Quem a recebeu em casa foi Ana Rita (39), mãe de Isis (11), com deficiência física devido à Atrofia Muscular Espinhal tipo II. “Eu vejo que falta um olhar para nós. Comentei com meu marido que eu estava com muitas dores nas costas. Levei Isis à fisioterapia e pensei como precisava de um alongamento. Às vezes olho para a sala de espera da clínica e percebo como seria bom ter um projeto para as mães”. Ana Rita enfatiza que a fisioterapia chama sua atenção, pois usa do seu próprio corpo para ajudar a filha nas atividades diárias, pegando-a no colo para colocar na cama e na cadeira de rodas, por exemplo.

Redes de apoio

Ana Rita participa de grupos do WhatsApp com outras mães de crianças com a mesma patologia da filha, onde pode trocar informações, sentimentos e práticas.

Outra entrevistada, Helen (32), é mãe de Vitor (1), que é deficiente visual. Ela conta que compartilhar a vivência em grupos é bom, pois “você percebe que não é a primeira e nem a última. Você aprende e ensina”, diz. O diagnóstico do filho foi uma motivação para que retomasse os estudos. “Comecei a estudar a deficiência visual e agora faço um curso de inclusão social e de Braille. Quero saber tudo o que meu filho tem direito. Penso que posso ajudar outras mães”, conta.

Na pesquisa, Flávia aponta que algumas mulheres têm ajuda da família, principalmente da avó materna. “Entretanto, apenas o familismo não dá conta de se responsabilizar pelo cuidado. A rede de apoio não pode ser entendida apenas como da família ou de pessoas próximas”.

Algumas mães relataram que a escola mostrou proatividade em acolher a criança. Ana Rita conta que participou de uma reunião com professores e auxiliares do colégio, que perguntaram como poderiam melhorar o ambiente escolar. “Nós não temos ideia de como sair de casa é um grande esforço. Não só para minha filha, mas para outros alunos com deficiências também”, afirma.
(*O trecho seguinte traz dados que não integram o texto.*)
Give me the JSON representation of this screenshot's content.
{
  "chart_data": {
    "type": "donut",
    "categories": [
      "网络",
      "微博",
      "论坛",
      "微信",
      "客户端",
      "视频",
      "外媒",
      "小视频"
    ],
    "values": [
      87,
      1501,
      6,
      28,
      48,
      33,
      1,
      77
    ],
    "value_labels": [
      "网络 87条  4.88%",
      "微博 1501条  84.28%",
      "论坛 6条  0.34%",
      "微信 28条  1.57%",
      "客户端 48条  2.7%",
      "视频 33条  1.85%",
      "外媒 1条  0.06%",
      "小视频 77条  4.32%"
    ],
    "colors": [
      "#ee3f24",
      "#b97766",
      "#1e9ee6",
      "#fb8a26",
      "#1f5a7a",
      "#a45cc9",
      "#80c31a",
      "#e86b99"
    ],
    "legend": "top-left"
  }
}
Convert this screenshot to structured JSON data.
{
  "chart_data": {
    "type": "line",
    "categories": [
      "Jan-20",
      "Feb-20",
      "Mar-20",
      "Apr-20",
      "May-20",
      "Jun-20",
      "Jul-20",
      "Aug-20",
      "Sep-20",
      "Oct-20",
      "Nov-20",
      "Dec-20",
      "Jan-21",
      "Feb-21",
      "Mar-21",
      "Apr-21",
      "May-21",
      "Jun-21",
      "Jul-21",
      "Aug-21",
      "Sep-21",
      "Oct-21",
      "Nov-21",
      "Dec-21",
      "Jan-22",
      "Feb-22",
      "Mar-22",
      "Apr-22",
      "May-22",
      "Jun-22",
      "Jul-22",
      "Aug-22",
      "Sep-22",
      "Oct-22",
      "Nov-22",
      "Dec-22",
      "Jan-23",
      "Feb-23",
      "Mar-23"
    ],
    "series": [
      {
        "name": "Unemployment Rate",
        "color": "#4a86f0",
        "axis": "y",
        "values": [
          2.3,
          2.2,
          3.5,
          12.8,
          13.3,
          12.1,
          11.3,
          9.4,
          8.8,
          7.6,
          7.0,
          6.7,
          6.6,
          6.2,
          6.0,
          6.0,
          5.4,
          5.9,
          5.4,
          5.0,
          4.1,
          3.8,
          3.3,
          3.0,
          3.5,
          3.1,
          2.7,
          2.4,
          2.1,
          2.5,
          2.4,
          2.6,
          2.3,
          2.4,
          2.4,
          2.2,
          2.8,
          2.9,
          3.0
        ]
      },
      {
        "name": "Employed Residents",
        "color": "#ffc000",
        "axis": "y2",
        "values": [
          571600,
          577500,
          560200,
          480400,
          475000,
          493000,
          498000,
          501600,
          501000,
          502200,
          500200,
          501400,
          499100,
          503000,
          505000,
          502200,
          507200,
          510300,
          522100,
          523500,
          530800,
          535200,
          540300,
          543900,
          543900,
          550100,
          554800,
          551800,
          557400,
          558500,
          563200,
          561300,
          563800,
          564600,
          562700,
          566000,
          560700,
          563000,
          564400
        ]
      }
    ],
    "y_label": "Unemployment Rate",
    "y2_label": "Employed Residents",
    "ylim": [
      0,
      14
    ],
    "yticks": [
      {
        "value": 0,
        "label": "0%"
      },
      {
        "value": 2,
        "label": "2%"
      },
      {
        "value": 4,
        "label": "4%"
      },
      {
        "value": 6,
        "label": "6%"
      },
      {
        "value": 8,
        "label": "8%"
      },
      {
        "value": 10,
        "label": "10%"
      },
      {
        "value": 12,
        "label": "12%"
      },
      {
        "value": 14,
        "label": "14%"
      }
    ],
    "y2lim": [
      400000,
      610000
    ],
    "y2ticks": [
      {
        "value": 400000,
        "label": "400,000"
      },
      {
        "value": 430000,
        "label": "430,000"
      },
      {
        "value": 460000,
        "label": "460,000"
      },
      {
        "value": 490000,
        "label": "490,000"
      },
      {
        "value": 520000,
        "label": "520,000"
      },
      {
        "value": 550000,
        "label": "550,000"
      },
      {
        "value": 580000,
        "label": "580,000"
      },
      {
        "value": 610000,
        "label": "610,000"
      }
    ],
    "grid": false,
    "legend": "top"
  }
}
Contudo, ainda que algumas escolas deem suporte às crianças com deficiências, não é uma regra. Mara (44), mãe de Lucas (6), com Transtorno do Espectro Autista, conta que seu filho frequenta a creche somente no período da manhã, pois é quando tem um mediador escolar disponível.

Ao longo das entrevistas, Flávia constatou que “as mães de crianças com deficiências apresentam demandas de saúde, emocionais e físicas em consequência das atividades como cuidadoras e sobrecarga de tarefas. Acrescentam-se, ainda, vivências de preconceito junto com seus filhos e falta de acessibilidade.

A pesquisadora aponta que o apoio às mães precisa ser pensado de maneira coletiva e não individual. “As mulheres que cuidam também precisam ser vistas na teia político-relacional da deficiência”, afirma.

Novas compreensões

Ao ser questionada sobre os impactos da pesquisa na sua atuação como médica, Flávia contou que permitiu uma abertura do seu olhar e “um entrelaço entre diferentes áreas, para além dos conceitos apenas biomédicos, e a valorização do conhecimento prático das famílias na tomada de decisões”.